Metallic bonding involves:

• Metal atoms packed closely together in a crystal lattice.
• Delocalized electrons shared among many atoms.
• The resulting strength of the structure due to electron mobility.

Imagine a vast ocean where metal cations (positive ions) are islands and delicate waves of electrons move freely around them. This image represents how electrons in metallic bonds allow metals to maintain their structure and flexibility.

Covalent bonding forms the backbone of substances such as silicon dioxide, (\(\mathrm{SiO}_{2}\)). This type of bond is crucial for elements that share electrons to create molecules or extensive networks like in quartz crystal structures.
In covalent bonds, atoms share pairs of electrons. These shared electrons "hold hands" with neighboring atoms, creating a strong bond.

Covalent bonding is significant because:

• It forms very strong, stable connections between atoms.
• It creates distinct molecules like in the case of water or large structures as seen in diamond or quartz.
• Being directional, it gives rise to specific shapes and angles in molecular structures.

This sharing of electrons ensures that the atoms involved achieve a more stable electronic structure, similar to how people hold hands to balance themselves while walking on a tightly held rope.

Van der Waals forces are the subtle candidates in the world of crystal forces, which become evident especially in substances like white phosphorus and buckyballs (\(\mathrm{C}_{60}\) fullerenes).
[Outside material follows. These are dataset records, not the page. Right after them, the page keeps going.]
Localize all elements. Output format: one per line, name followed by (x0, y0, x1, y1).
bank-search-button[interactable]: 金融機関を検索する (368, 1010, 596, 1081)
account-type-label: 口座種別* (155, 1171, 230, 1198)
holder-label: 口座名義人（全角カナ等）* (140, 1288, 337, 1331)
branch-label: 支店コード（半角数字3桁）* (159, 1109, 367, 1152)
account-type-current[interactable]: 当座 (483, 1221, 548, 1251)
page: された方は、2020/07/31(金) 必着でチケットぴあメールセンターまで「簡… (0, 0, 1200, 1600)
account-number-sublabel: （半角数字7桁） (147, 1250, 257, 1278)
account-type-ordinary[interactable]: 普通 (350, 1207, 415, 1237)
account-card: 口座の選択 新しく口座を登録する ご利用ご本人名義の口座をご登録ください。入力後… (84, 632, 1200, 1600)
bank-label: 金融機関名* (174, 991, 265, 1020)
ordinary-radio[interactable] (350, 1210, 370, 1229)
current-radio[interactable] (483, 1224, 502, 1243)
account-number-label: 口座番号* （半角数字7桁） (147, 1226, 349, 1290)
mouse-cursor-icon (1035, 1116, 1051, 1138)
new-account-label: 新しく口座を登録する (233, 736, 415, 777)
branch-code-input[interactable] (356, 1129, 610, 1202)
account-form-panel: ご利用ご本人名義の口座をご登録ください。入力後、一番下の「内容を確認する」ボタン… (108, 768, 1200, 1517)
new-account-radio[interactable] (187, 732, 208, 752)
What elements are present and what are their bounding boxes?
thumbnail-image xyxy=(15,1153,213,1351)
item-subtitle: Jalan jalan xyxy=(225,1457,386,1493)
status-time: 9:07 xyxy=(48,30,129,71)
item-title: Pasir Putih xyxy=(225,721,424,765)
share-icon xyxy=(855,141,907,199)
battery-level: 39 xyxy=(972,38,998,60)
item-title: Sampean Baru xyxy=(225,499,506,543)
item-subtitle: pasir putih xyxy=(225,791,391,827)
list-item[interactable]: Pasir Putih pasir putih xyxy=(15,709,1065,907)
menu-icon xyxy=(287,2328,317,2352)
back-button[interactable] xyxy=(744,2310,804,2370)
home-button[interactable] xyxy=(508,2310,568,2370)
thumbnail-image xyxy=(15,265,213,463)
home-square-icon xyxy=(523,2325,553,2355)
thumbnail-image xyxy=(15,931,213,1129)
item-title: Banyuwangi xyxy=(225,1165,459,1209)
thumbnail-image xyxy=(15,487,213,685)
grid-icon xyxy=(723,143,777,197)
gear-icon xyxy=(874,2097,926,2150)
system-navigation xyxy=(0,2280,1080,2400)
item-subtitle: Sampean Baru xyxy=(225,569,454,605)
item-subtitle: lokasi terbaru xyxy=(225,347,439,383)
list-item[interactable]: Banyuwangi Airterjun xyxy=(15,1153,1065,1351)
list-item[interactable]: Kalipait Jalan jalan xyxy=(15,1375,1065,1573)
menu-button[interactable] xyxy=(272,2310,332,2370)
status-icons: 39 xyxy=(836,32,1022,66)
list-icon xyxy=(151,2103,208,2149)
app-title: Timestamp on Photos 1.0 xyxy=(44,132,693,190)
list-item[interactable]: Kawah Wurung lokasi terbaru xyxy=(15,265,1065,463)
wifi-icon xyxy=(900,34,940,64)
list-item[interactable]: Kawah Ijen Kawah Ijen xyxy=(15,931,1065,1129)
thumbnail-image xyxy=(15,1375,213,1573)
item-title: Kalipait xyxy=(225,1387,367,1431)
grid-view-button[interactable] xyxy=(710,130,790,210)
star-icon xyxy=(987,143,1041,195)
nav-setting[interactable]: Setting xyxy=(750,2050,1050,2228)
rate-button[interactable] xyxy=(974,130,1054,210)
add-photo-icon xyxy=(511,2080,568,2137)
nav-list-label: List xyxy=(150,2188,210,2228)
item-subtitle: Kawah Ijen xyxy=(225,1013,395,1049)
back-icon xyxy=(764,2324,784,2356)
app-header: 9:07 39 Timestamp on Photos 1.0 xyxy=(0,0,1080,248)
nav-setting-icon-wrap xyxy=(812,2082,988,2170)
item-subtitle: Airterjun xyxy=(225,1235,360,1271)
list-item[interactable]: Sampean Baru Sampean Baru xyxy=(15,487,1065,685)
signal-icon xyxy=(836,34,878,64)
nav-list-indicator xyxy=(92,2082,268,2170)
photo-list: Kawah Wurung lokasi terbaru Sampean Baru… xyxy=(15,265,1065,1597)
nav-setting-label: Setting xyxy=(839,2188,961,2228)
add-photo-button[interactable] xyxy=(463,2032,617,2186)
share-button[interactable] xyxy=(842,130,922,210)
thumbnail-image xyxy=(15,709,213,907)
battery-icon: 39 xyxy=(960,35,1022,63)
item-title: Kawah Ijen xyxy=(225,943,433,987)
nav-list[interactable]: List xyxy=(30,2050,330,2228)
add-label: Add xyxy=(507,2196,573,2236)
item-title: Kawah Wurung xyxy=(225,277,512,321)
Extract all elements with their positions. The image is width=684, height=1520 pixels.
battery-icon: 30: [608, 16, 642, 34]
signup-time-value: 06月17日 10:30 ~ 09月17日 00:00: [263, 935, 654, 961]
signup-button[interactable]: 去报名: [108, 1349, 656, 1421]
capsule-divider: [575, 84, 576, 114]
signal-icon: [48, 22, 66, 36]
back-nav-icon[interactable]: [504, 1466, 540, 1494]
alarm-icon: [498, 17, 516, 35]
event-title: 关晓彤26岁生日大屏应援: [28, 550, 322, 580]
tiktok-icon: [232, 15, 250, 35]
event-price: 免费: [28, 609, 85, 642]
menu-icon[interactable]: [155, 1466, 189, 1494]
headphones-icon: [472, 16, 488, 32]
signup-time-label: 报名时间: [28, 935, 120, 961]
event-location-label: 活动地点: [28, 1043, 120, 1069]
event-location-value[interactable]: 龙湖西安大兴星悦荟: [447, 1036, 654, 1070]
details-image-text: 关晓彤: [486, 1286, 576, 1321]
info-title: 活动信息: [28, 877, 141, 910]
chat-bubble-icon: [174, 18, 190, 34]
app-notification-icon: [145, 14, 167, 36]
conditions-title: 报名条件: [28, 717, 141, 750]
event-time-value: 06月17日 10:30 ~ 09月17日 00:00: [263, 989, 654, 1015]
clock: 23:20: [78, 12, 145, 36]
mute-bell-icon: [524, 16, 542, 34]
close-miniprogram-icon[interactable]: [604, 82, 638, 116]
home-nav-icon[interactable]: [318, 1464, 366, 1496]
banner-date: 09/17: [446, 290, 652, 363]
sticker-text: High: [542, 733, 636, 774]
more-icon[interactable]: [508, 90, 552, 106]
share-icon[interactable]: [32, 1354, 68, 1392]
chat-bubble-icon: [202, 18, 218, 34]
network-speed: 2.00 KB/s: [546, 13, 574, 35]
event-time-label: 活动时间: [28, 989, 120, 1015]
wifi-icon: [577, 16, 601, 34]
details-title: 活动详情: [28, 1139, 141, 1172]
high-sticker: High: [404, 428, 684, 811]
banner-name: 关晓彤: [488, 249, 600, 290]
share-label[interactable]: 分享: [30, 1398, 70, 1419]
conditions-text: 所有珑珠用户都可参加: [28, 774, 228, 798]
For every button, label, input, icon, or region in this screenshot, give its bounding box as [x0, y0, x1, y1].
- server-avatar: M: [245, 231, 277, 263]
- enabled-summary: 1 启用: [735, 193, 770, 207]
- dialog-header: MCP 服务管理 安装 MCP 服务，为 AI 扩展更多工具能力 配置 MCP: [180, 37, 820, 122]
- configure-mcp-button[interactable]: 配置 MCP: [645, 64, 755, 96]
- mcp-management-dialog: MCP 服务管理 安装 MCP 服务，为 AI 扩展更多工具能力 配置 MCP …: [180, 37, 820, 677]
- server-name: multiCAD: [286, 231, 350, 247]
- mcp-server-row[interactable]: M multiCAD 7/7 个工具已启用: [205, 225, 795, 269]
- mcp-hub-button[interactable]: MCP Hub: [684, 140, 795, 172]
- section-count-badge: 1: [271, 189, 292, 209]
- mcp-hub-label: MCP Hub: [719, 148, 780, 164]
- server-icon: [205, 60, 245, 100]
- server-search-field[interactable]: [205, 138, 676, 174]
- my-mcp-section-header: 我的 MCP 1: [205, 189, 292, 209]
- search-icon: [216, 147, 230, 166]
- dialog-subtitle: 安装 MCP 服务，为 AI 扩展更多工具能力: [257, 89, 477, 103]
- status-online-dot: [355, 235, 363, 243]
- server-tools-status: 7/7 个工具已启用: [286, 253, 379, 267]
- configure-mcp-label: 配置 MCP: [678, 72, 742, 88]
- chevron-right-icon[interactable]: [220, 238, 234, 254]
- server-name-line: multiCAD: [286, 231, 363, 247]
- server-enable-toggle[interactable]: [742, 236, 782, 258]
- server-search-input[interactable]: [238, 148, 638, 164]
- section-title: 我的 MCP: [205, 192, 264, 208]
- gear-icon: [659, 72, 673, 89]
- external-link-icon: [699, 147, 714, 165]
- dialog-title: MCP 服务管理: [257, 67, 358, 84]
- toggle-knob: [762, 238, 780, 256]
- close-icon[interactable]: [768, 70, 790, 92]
These forces are weak compared to covalent and metallic bonds, but they are essential for the way certain molecules interact.
They occur between molecules due to temporary dipoles—subtle charges created when electrons shift momentarily.

Van der Waals forces include:

• Dispersion forces: arise from momentary random shifts in electron cloud density.
• Dipole-dipole interactions: occur between polar molecules when partial charges attract.
• Hydrogen bonds: a stronger form of dipole interaction, but still considered under this category when involving hydrogen.

These forces gently bring molecules closer, like a soft magnetic pull, ensuring that substances like candles and graphite can maintain their physical form without the necessity of stronger bonds.